En bas, l'auberge se réveille normalement, sous des musiques populaires allemandes de même qualité que nos musiques populaires française, mais cette fois, on n'y reste pas, car on a décidé de se bouger le cul.

On bouffe jusqu'à une espèce de boulangerie/sandwicherie, et on se boit un café avec des croissants, tout en définissant notre objectif du jour. Après la journée de looser qu'on s'est tapés hier, on est motivés, et Léo décide qu'on ira visiter la maison de Beethoven. J'suis chaud, alors on paye la grosse boulangère blonde, et on part pour une marche d'une heure à travers la ville.

La maison se trouve dans un coin isolé, dans la rue (ça va de soit) Beethoven, assez excentré. La marche est un peu chiante, Léo ne se remet toujours pas de l'épisode de la veille, et en profite pour rager sur la quartier des affaires, allant à l'encontre de toutes ses idées. Moi j'essaie de profiter, de zyeuter les gens qui passent, et ce faisant je finis mon paquet de tabac.

L'heure se passe dans la traversée de quartiers plutôt pourris de la ville, mais quand même garnis des somptueux bâtiments à l'architecture Viennoise gothiques, qui devient presque lassante tellement elle est omniprésente. On arrive dans la rue Beethoven, qui, aussi curieux cela soit-il, est une petite rue de merde, où il n'y a rien, et qui franchement, ne donne pas envie d'être voisin du grand compositeur. Le GPS nous indique un bâtiment, et arrivé au point indiqué, on se retrouve devant un incroyable immeuble de merde. Il est moche, pourri, à chier, et de plus, rien sur sa devanture ne fait allusion au fait que c'est ici que se trouve l'ancien appartement de Ludwig.

Evidemment, comme c'était l'idée de Léo d'aller là-bas, je me fous de sa gueule.
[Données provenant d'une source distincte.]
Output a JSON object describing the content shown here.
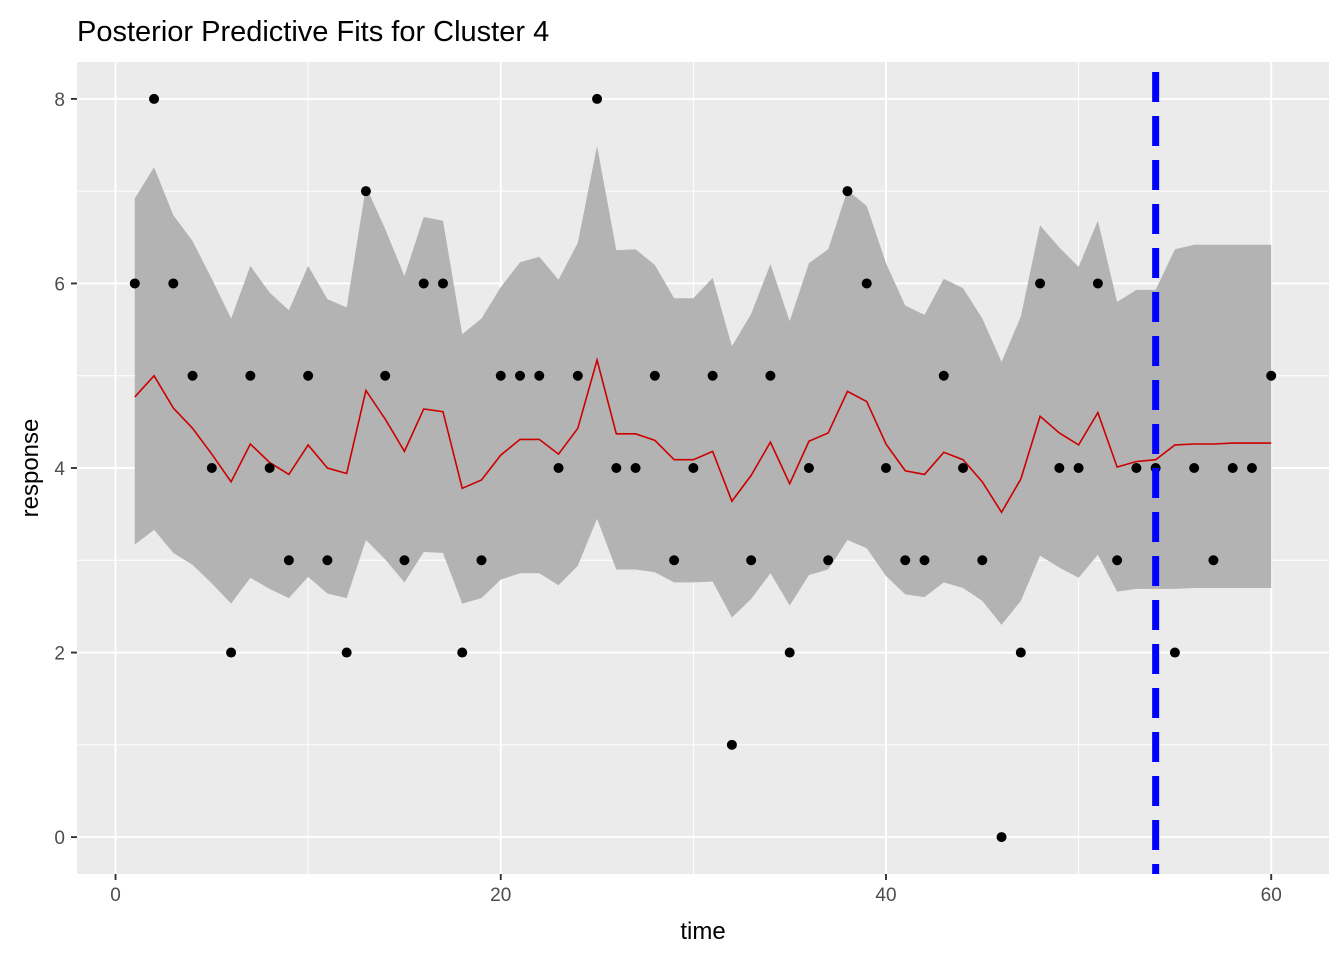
{
  "chart_data": {
    "type": "line",
    "title": "Posterior Predictive Fits for Cluster 4",
    "xlabel": "time",
    "ylabel": "response",
    "xlim": [
      -2.0,
      63.0
    ],
    "ylim": [
      -0.4,
      8.4
    ],
    "xticks": [
      0,
      20,
      40,
      60
    ],
    "yticks": [
      0,
      2,
      4,
      6,
      8
    ],
    "grid": true,
    "colors": {
      "panel": "#ebebeb",
      "band": "#b3b3b3",
      "fit_line": "#cc0000",
      "points": "#000000",
      "vline": "#0000ff"
    },
    "vline_x": 54,
    "time": [
      1,
      2,
      3,
      4,
      5,
      6,
      7,
      8,
      9,
      10,
      11,
      12,
      13,
      14,
      15,
      16,
      17,
      18,
      19,
      20,
      21,
      22,
      23,
      24,
      25,
      26,
      27,
      28,
      29,
      30,
      31,
      32,
      33,
      34,
      35,
      36,
      37,
      38,
      39,
      40,
      41,
      42,
      43,
      44,
      45,
      46,
      47,
      48,
      49,
      50,
      51,
      52,
      53,
      54,
      55,
      56,
      57,
      58,
      59,
      60
    ],
    "observed": [
      6,
      8,
      6,
      5,
      4,
      2,
      5,
      4,
      3,
      5,
      3,
      2,
      7,
      5,
      3,
      6,
      6,
      2,
      3,
      5,
      5,
      5,
      4,
      5,
      8,
      4,
      4,
      5,
      3,
      4,
      5,
      1,
      3,
      5,
      2,
      4,
      3,
      7,
      6,
      4,
      3,
      3,
      5,
      4,
      3,
      0,
      2,
      6,
      4,
      4,
      6,
      3,
      4,
      4,
      2,
      4,
      3,
      4,
      4,
      5
    ],
    "fit": [
      4.77,
      5.0,
      4.65,
      4.43,
      4.15,
      3.85,
      4.26,
      4.06,
      3.93,
      4.25,
      4.0,
      3.94,
      4.84,
      4.53,
      4.18,
      4.64,
      4.61,
      3.78,
      3.87,
      4.14,
      4.31,
      4.31,
      4.15,
      4.43,
      5.17,
      4.37,
      4.37,
      4.3,
      4.09,
      4.09,
      4.18,
      3.64,
      3.92,
      4.28,
      3.83,
      4.29,
      4.38,
      4.83,
      4.72,
      4.26,
      3.97,
      3.93,
      4.17,
      4.09,
      3.85,
      3.52,
      3.88,
      4.56,
      4.38,
      4.25,
      4.6,
      4.01,
      4.07,
      4.09,
      4.25,
      4.26,
      4.26,
      4.27,
      4.27,
      4.27
    ],
    "upper": [
      6.92,
      7.26,
      6.74,
      6.46,
      6.05,
      5.62,
      6.19,
      5.9,
      5.71,
      6.19,
      5.83,
      5.74,
      7.05,
      6.59,
      6.08,
      6.72,
      6.68,
      5.45,
      5.62,
      5.96,
      6.23,
      6.29,
      6.04,
      6.44,
      7.49,
      6.36,
      6.37,
      6.2,
      5.84,
      5.84,
      6.06,
      5.32,
      5.67,
      6.21,
      5.59,
      6.22,
      6.37,
      7.01,
      6.84,
      6.22,
      5.76,
      5.66,
      6.05,
      5.95,
      5.62,
      5.15,
      5.64,
      6.63,
      6.39,
      6.18,
      6.68,
      5.8,
      5.93,
      5.93,
      6.37,
      6.42,
      6.42,
      6.42,
      6.42,
      6.42
    ],
    "lower": [
      3.17,
      3.33,
      3.08,
      2.95,
      2.75,
      2.53,
      2.81,
      2.69,
      2.59,
      2.82,
      2.64,
      2.59,
      3.22,
      3.01,
      2.76,
      3.09,
      3.08,
      2.53,
      2.59,
      2.79,
      2.86,
      2.86,
      2.73,
      2.94,
      3.45,
      2.9,
      2.9,
      2.87,
      2.76,
      2.76,
      2.77,
      2.38,
      2.58,
      2.86,
      2.51,
      2.84,
      2.9,
      3.22,
      3.13,
      2.83,
      2.63,
      2.6,
      2.76,
      2.7,
      2.56,
      2.3,
      2.56,
      3.05,
      2.92,
      2.81,
      3.06,
      2.66,
      2.69,
      2.69,
      2.69,
      2.7,
      2.7,
      2.7,
      2.7,
      2.7
    ]
  }
}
Le rital aime pas qu'on se foute de sa gueule, et il rage un peu, tentant même une claque que j'esquive de justesse. Il est grognon, et essaie de trouver la réponse à cet énigme sur Google. Moi, je veux me rouler une clope; mais j'en ai plus.
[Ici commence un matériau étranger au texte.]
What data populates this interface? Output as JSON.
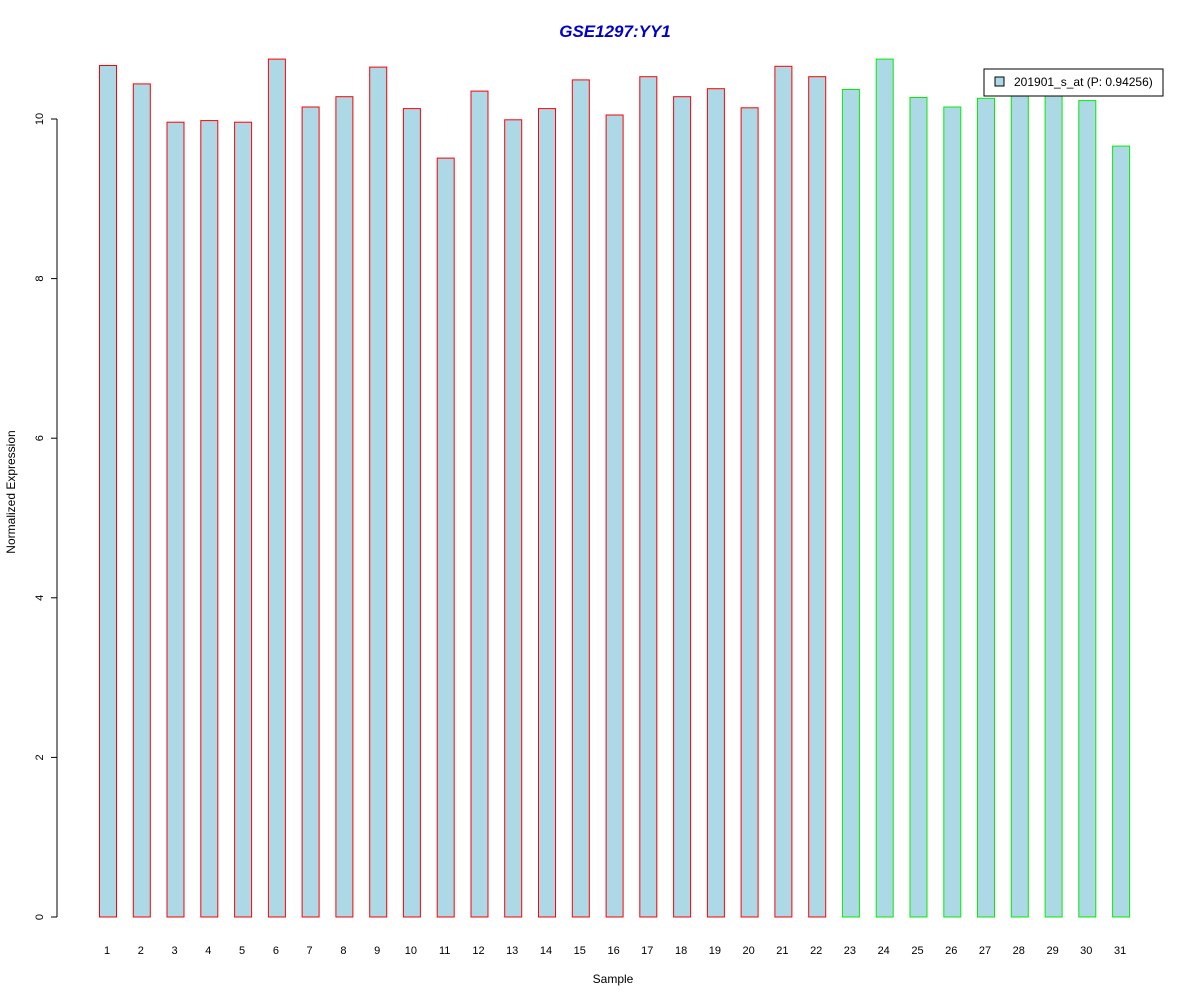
{
  "chart_data": {
    "type": "bar",
    "title": "GSE1297:YY1",
    "xlabel": "Sample",
    "ylabel": "Normalized Expression",
    "ylim": [
      0,
      10.9
    ],
    "yticks": [
      0,
      2,
      4,
      6,
      8,
      10
    ],
    "grid": false,
    "legend_position": "top-right",
    "categories": [
      "1",
      "2",
      "3",
      "4",
      "5",
      "6",
      "7",
      "8",
      "9",
      "10",
      "11",
      "12",
      "13",
      "14",
      "15",
      "16",
      "17",
      "18",
      "19",
      "20",
      "21",
      "22",
      "23",
      "24",
      "25",
      "26",
      "27",
      "28",
      "29",
      "30",
      "31"
    ],
    "series": [
      {
        "name": "201901_s_at (P: 0.94256)",
        "values": [
          10.67,
          10.44,
          9.96,
          9.98,
          9.96,
          10.75,
          10.15,
          10.28,
          10.65,
          10.13,
          9.51,
          10.35,
          9.99,
          10.13,
          10.49,
          10.05,
          10.53,
          10.28,
          10.38,
          10.14,
          10.66,
          10.53,
          10.37,
          10.75,
          10.27,
          10.15,
          10.26,
          10.3,
          10.31,
          10.23,
          9.66
        ]
      }
    ],
    "groups": [
      {
        "samples": [
          1,
          22
        ],
        "border_color": "#ff0000"
      },
      {
        "samples": [
          23,
          31
        ],
        "border_color": "#00ee00"
      }
    ]
  },
  "colors": {
    "bar_fill": "#add8e6",
    "title": "#0000cc",
    "axis": "#000000"
  }
}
Après quelques minutes d'isolement, Léo revient vers moi, et me dit qu'il a trouvé l'adresse de la vraie maison de Beethov'. Tout en plaçant quelques allusions discrètes à son récent échec, je le suis, pour vingt minutes de marche.
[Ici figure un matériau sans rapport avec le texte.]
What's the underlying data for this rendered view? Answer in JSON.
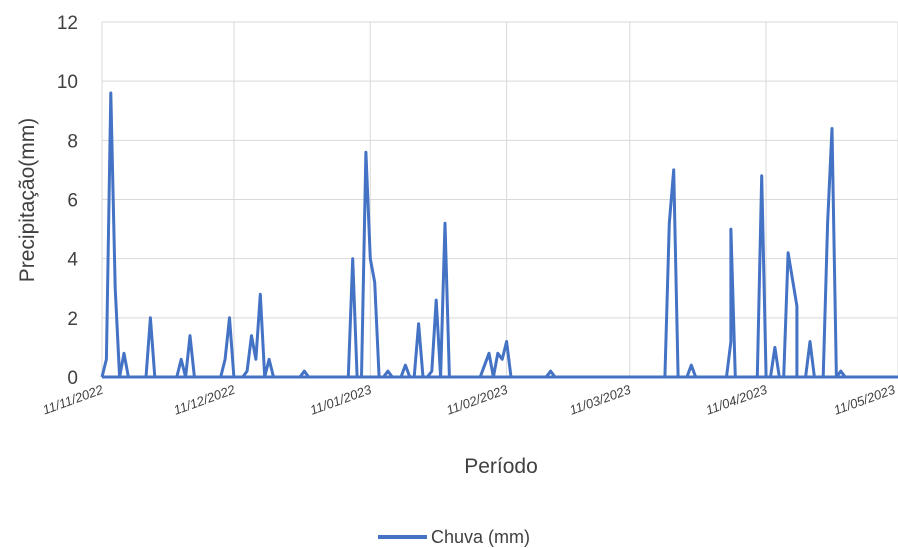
{
  "chart_data": {
    "type": "line",
    "xlabel": "Período",
    "ylabel": "Precipitação(mm)",
    "ylim": [
      0,
      12
    ],
    "yticks": [
      "0",
      "2",
      "4",
      "6",
      "8",
      "10",
      "12"
    ],
    "xticks": [
      {
        "label": "11/11/2022",
        "date": "2022-11-11"
      },
      {
        "label": "11/12/2022",
        "date": "2022-12-11"
      },
      {
        "label": "11/01/2023",
        "date": "2023-01-11"
      },
      {
        "label": "11/02/2023",
        "date": "2023-02-11"
      },
      {
        "label": "11/03/2023",
        "date": "2023-03-11"
      },
      {
        "label": "11/04/2023",
        "date": "2023-04-11"
      },
      {
        "label": "11/05/2023",
        "date": "2023-05-11"
      }
    ],
    "xlim": [
      "2022-11-11",
      "2023-05-11"
    ],
    "grid": true,
    "legend_position": "bottom",
    "series": [
      {
        "name": "Chuva (mm)",
        "color": "#4472c4",
        "points": [
          [
            "2022-11-11",
            0
          ],
          [
            "2022-11-12",
            0.6
          ],
          [
            "2022-11-13",
            9.6
          ],
          [
            "2022-11-14",
            3.0
          ],
          [
            "2022-11-15",
            0
          ],
          [
            "2022-11-16",
            0.8
          ],
          [
            "2022-11-17",
            0
          ],
          [
            "2022-11-17",
            0
          ],
          [
            "2022-11-18",
            0
          ],
          [
            "2022-11-19",
            0
          ],
          [
            "2022-11-20",
            0
          ],
          [
            "2022-11-21",
            0
          ],
          [
            "2022-11-17",
            0
          ],
          [
            "2022-11-18",
            0
          ],
          [
            "2022-11-17",
            0
          ],
          [
            "2022-11-20",
            0
          ],
          [
            "2022-11-21",
            0
          ],
          [
            "2022-11-17",
            0
          ],
          [
            "2022-11-18",
            0
          ],
          [
            "2022-11-20",
            0
          ],
          [
            "2022-11-21",
            0
          ],
          [
            "2022-11-17",
            0
          ],
          [
            "2022-11-20",
            0
          ],
          [
            "2022-11-21",
            0
          ],
          [
            "2022-11-17",
            0
          ],
          [
            "2022-11-21",
            0
          ],
          [
            "2022-11-22",
            0
          ],
          [
            "2022-11-17",
            0
          ],
          [
            "2022-11-17",
            0
          ],
          [
            "2022-11-18",
            0
          ],
          [
            "2022-11-19",
            0
          ],
          [
            "2022-11-20",
            0
          ],
          [
            "2022-11-21",
            0
          ],
          [
            "2022-11-22",
            0
          ],
          [
            "2022-11-17",
            0
          ],
          [
            "2022-11-18",
            0
          ],
          [
            "2022-11-19",
            0
          ],
          [
            "2022-11-20",
            0
          ],
          [
            "2022-11-21",
            0
          ],
          [
            "2022-11-22",
            2.0
          ],
          [
            "2022-11-23",
            0
          ],
          [
            "2022-11-28",
            0
          ],
          [
            "2022-11-29",
            0.6
          ],
          [
            "2022-11-30",
            0
          ],
          [
            "2022-12-01",
            1.4
          ],
          [
            "2022-12-02",
            0
          ],
          [
            "2022-12-08",
            0
          ],
          [
            "2022-12-09",
            0.6
          ],
          [
            "2022-12-10",
            2.0
          ],
          [
            "2022-12-11",
            0
          ],
          [
            "2022-12-13",
            0
          ],
          [
            "2022-12-14",
            0.2
          ],
          [
            "2022-12-15",
            1.4
          ],
          [
            "2022-12-16",
            0.6
          ],
          [
            "2022-12-17",
            2.8
          ],
          [
            "2022-12-18",
            0
          ],
          [
            "2022-12-19",
            0.6
          ],
          [
            "2022-12-20",
            0
          ],
          [
            "2022-12-26",
            0
          ],
          [
            "2022-12-27",
            0.2
          ],
          [
            "2022-12-28",
            0
          ],
          [
            "2023-01-06",
            0
          ],
          [
            "2023-01-07",
            4.0
          ],
          [
            "2023-01-08",
            0
          ],
          [
            "2023-01-09",
            0
          ],
          [
            "2023-01-10",
            7.6
          ],
          [
            "2023-01-11",
            4.0
          ],
          [
            "2023-01-12",
            3.2
          ],
          [
            "2023-01-13",
            0
          ],
          [
            "2023-01-14",
            0
          ],
          [
            "2023-01-15",
            0.2
          ],
          [
            "2023-01-16",
            0
          ],
          [
            "2023-01-18",
            0
          ],
          [
            "2023-01-19",
            0.4
          ],
          [
            "2023-01-20",
            0
          ],
          [
            "2023-01-21",
            0
          ],
          [
            "2023-01-22",
            1.8
          ],
          [
            "2023-01-23",
            0
          ],
          [
            "2023-01-24",
            0
          ],
          [
            "2023-01-25",
            0.2
          ],
          [
            "2023-01-26",
            2.6
          ],
          [
            "2023-01-27",
            0
          ],
          [
            "2023-01-28",
            5.2
          ],
          [
            "2023-01-29",
            0
          ],
          [
            "2023-02-05",
            0
          ],
          [
            "2023-02-06",
            0.4
          ],
          [
            "2023-02-07",
            0.8
          ],
          [
            "2023-02-08",
            0
          ],
          [
            "2023-02-09",
            0.8
          ],
          [
            "2023-02-10",
            0.6
          ],
          [
            "2023-02-11",
            1.2
          ],
          [
            "2023-02-12",
            0
          ],
          [
            "2023-02-20",
            0
          ],
          [
            "2023-02-21",
            0.2
          ],
          [
            "2023-02-22",
            0
          ],
          [
            "2023-03-19",
            0
          ],
          [
            "2023-03-20",
            5.2
          ],
          [
            "2023-03-21",
            7.0
          ],
          [
            "2023-03-22",
            0
          ],
          [
            "2023-03-24",
            0
          ],
          [
            "2023-03-25",
            0.4
          ],
          [
            "2023-03-26",
            0
          ],
          [
            "2023-04-02",
            0
          ],
          [
            "2023-04-03",
            1.2
          ],
          [
            "2023-04-03",
            5.0
          ],
          [
            "2023-04-04",
            0
          ],
          [
            "2023-04-09",
            0
          ],
          [
            "2023-04-10",
            6.8
          ],
          [
            "2023-04-11",
            0
          ],
          [
            "2023-04-12",
            0
          ],
          [
            "2023-04-13",
            1.0
          ],
          [
            "2023-04-14",
            0
          ],
          [
            "2023-04-15",
            0
          ],
          [
            "2023-04-16",
            4.2
          ],
          [
            "2023-04-18",
            2.4
          ],
          [
            "2023-04-18",
            0
          ],
          [
            "2023-04-20",
            0
          ],
          [
            "2023-04-21",
            1.2
          ],
          [
            "2023-04-22",
            0
          ],
          [
            "2023-04-24",
            0
          ],
          [
            "2023-04-25",
            5.2
          ],
          [
            "2023-04-26",
            8.4
          ],
          [
            "2023-04-27",
            0
          ],
          [
            "2023-04-28",
            0.2
          ],
          [
            "2023-04-29",
            0
          ]
        ]
      }
    ]
  }
}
En chemin, j'achète du tabac; écarquillant les yeux quand la buraliste m'annonce que le paquet ne coûte même pas cinq euros, moi qui tendait déjà un billet de dix. On continue la marche, et ce faisant, on arrive à une grande place magnifique, centrée par une immense statue majestueuse. A droite de la place, un incroyable palais ancien transformé en musée d'histoire naturelle. A gauche, la même chose, mais en musée d'histoire de Vienne. Et au centre, un accordéoniste, avec un masque de tête de cheval, ce qui a le don d'attirer les touristes, mais sans les encourager pour autant à donner de la pièce.

On se concerte un peu, et avec Léo, on décide de faire escale par le musée d'histoire naturelle avant de visiter les locaux à Beethoven. L'endroit est vraiment vaste, et à chaque fois qu'une pièce se finissait, on se rendait compte qu'il y en avait dix autres, et que la batisse était haute de quatre étages. On apprend des choses, je vois des mamouths, des dinosaures, des trucs sur l'espace, des animaux empaillés, et même parfois des petites nanas aux airs intello qui, vous le savez, me font craquer.

C'est grand. Très grand. Trop grand. Au bout d'un moment je me fais chier, et je ne regarde plus que les nanas, au détriment des poissons empaillés. Je râle un peu, je fais des blagues pourries, dans le but seul d'enlever à Léo son intérêt pour les choses qu'il voit, et qu'il ait envie de sortir lui aussi.

Au bout d'une heure, je parviens à ma tâche. On passe par la cafétéria du musée, où Léo est tenté par un petit expresso. Du moins, jusqu'à ce qu'il découvre leur prix de trois euros, et s'indigne comme un syndiqué. Je prends mon rital en colère par les épaules, et l'emmène dehors, même si le fait que le ciel soit gris le fasse autant rager.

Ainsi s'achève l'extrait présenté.